Statement on the Situation in Poland
June 13, 1982 Six months ago today darkness descended on Poland as the Warsaw Government declared a ``state of war'' on its own people. Today the Polish people's spirit remains unbroken, and as the widespread popular demonstrations in early May indicate, the gap between the Polish people and their leaders has widened since December 13, 1981.
The broad range of economic sanctions which we introduced against the Warsaw Government last December has had a strong impact on the Polish economy, a fact which is acknowledged by Polish officials. With each passing day, the impact of these sanctions grows, particularly in light of the unwillingness of Warsaw's allies to provide substantial assistance. We made it clear when we introduced these sanctions that they were reversible if and when Polish authorities restored the internationally recognized human rights of the Polish people. In addition, we stated that the United States Government stands ready to provide assistance to such a Poland to help its economic recovery. But the United States cannot and will not take these steps until the Polish Government has ended martial law, released all political prisoners, and reopened a genuine dialog with the church and Solidarity.
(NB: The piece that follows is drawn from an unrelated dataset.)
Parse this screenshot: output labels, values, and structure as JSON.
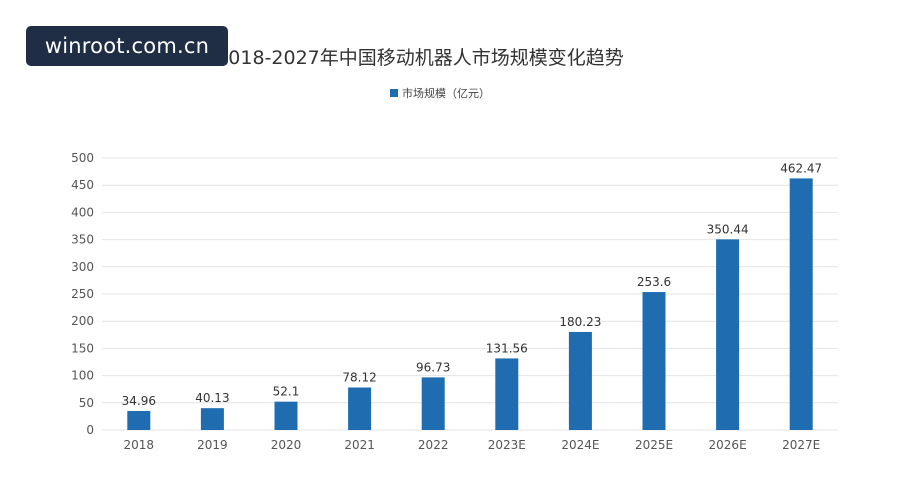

Our hearts go out to the brave Polish people, who have suffered so much through the years. The United States will continue to help provide humanitarian assistance to the Polish people through such organizations as Catholic Relief Services, CARE, and Project HOPE. Let us hope that the authorities in Warsaw will move to bring about a genuine process of reconciliation in Poland before the gap between the authorities and the people becomes even more threatening.